In all, 4,112 fires have ignited in California so far this year, far exceeding the five-year average of 2,580 fires through the beginning of July.
Typically, roughly 2,200 inmates are on the frontlines of firefighting in California. But Thom Porter, director of Cal Fire — the California Department of Forestry and Fire Protection — said he expects the inmate crews to reach 75 percent capacity by the end of the season.
Porter said the 858 new seasonal firefighters and an additional six crews for the California Conservation Corps will “backstop” the inmates available in the hand crews that use tools and chainsaws to cut firelines. California’s budget also includes $85.6 million for firefighting resources, including an additional
172 full time staff for Cal Fire’s workforce, according to Newsom.
“But we are also looking at what the reality is right now,” Porter said. “We don’t have those crews and we might not. COVID might infect firefighters and/or hand crews and keep them out of the firefight for a quarantine period, or longer.”
Porter said that Cal Fire will be aggressive about keeping fires small, which he said is key for reducing the threats to public health and costs associated with letting fires burn.
Porter called this approach “the original Smokey Bear model” in an interview with Smithsonian.
“While we are in the COVID pandemic, we have to reduce smoke impacts to communities from long burning wildfires, even in exposure to our firefighters,” Porter told Smithsonian. “We have to keep fires small. Yes, it’s a throwback and not what I want in the future. But it’s something we need to do this year.”

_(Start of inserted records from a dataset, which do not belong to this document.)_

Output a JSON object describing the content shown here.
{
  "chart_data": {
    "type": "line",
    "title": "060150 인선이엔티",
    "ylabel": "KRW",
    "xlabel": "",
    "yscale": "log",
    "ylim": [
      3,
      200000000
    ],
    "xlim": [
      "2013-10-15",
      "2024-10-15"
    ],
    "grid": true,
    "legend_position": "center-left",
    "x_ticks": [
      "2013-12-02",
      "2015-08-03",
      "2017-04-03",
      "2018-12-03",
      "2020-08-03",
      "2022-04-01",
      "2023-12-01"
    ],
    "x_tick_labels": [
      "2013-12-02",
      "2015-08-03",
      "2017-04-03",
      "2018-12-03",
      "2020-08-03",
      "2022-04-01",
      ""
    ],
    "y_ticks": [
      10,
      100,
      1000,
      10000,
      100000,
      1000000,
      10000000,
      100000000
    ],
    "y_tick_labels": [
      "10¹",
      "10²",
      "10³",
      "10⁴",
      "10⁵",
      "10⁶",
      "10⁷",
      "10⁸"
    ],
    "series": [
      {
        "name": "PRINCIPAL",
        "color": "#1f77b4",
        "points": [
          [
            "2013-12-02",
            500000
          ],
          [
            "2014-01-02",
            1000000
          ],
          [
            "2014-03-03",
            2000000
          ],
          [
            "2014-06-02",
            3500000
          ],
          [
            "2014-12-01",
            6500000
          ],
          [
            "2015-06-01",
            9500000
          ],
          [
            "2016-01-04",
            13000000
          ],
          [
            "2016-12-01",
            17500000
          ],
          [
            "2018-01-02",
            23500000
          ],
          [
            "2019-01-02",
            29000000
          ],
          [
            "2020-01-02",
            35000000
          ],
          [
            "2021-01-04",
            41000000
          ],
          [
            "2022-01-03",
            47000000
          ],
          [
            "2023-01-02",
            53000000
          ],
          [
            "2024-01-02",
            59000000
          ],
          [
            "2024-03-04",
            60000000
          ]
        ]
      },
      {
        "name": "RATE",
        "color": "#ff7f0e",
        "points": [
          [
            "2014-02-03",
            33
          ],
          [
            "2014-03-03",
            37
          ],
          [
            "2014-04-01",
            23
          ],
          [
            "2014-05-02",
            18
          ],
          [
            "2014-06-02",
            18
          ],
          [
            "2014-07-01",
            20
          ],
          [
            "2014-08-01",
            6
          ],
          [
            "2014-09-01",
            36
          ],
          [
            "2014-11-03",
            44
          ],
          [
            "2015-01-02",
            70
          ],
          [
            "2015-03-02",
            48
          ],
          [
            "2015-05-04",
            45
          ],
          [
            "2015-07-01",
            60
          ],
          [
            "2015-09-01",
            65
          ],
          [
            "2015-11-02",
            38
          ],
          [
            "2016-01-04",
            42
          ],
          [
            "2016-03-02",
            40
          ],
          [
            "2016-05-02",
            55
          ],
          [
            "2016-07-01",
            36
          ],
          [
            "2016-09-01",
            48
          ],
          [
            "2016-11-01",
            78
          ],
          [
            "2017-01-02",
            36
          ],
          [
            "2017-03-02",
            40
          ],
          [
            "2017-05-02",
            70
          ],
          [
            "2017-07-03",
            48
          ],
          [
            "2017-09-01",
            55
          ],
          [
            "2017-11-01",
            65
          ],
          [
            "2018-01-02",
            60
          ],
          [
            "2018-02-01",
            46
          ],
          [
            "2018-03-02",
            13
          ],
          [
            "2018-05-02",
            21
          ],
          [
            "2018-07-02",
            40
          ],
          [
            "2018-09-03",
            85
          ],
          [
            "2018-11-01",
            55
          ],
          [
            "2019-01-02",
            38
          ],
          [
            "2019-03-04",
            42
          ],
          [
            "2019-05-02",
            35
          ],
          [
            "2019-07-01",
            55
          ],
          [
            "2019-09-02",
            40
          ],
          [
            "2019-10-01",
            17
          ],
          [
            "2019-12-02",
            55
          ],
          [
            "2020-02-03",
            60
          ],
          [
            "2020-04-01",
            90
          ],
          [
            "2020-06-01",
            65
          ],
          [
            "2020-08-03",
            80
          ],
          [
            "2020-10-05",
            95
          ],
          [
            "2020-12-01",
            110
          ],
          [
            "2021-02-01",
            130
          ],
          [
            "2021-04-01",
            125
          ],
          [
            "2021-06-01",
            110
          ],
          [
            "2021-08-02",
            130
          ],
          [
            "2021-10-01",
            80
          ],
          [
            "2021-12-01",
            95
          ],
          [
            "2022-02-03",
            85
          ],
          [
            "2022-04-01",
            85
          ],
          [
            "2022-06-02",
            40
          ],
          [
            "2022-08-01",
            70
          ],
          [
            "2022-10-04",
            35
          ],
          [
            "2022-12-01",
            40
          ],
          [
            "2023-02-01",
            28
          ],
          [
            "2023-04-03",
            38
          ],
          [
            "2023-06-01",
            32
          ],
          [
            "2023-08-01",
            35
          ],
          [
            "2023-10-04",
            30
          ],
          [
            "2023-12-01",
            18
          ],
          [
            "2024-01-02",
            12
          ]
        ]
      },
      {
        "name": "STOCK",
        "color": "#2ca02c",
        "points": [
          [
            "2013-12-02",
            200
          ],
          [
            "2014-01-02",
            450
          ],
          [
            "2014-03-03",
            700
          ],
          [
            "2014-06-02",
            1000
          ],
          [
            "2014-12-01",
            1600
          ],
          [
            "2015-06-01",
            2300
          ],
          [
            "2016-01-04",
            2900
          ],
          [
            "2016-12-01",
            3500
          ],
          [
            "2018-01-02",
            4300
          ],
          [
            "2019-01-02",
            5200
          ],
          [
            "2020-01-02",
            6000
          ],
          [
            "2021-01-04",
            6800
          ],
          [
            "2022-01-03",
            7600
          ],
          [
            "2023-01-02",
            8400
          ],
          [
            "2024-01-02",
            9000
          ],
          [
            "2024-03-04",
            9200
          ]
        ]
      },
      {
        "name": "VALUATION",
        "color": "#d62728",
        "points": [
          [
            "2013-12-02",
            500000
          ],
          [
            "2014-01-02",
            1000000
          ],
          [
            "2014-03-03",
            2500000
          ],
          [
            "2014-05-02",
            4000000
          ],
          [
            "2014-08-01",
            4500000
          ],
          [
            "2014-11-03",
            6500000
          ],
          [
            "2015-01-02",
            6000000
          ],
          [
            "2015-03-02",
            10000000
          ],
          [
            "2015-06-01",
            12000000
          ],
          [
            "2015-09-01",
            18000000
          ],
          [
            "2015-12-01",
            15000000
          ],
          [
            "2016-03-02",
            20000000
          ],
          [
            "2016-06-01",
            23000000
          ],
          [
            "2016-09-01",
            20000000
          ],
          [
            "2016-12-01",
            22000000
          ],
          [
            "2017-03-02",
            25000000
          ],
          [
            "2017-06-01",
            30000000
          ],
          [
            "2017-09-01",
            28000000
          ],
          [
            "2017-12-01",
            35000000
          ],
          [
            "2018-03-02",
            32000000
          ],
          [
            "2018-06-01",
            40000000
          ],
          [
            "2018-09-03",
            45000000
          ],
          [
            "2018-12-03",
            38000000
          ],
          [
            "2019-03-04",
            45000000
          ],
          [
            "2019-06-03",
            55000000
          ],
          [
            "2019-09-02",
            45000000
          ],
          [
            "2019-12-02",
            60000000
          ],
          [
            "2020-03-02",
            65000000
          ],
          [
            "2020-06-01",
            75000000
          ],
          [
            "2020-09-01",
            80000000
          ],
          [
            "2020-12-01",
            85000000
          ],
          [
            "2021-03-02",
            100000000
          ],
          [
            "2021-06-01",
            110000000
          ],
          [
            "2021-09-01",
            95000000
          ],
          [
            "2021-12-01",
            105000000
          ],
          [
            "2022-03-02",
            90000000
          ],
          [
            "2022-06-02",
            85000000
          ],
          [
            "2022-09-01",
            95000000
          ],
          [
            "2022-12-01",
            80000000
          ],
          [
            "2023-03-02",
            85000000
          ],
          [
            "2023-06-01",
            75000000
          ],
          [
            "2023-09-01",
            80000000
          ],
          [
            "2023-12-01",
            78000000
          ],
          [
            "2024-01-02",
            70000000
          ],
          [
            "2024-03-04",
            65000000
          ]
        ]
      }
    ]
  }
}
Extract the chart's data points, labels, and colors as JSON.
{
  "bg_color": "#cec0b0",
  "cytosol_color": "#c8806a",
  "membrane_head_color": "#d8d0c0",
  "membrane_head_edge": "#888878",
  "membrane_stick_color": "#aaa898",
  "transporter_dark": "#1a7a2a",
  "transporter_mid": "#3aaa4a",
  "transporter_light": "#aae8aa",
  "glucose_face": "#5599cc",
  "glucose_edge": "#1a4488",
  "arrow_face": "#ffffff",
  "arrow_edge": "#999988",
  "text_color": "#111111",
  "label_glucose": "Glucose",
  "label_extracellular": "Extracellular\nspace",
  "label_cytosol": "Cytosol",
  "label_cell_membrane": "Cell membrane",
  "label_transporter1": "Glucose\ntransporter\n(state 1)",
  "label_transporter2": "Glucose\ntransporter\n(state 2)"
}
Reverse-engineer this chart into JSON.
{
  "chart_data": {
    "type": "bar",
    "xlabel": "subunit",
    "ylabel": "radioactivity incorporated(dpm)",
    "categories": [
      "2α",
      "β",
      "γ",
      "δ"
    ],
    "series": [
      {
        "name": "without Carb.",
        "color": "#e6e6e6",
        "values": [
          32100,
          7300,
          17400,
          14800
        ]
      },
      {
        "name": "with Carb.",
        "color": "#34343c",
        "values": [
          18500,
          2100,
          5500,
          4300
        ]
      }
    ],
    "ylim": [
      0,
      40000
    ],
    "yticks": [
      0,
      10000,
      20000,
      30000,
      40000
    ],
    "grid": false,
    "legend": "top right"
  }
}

Exposure to wildfire smoke may worsen coronavirus infections and, conversely, coronavirus infections may also increase health risks from breathing smoke, according to the Centers for Disease Control and Prevention.
While California has contained the area burned so far, the months ahead are expected to prime the state to burn.
After a dry winter and a warm spring, California is seeing moderate to severe drought in the northern half of the state, with extreme drought hitting the border with Oregon.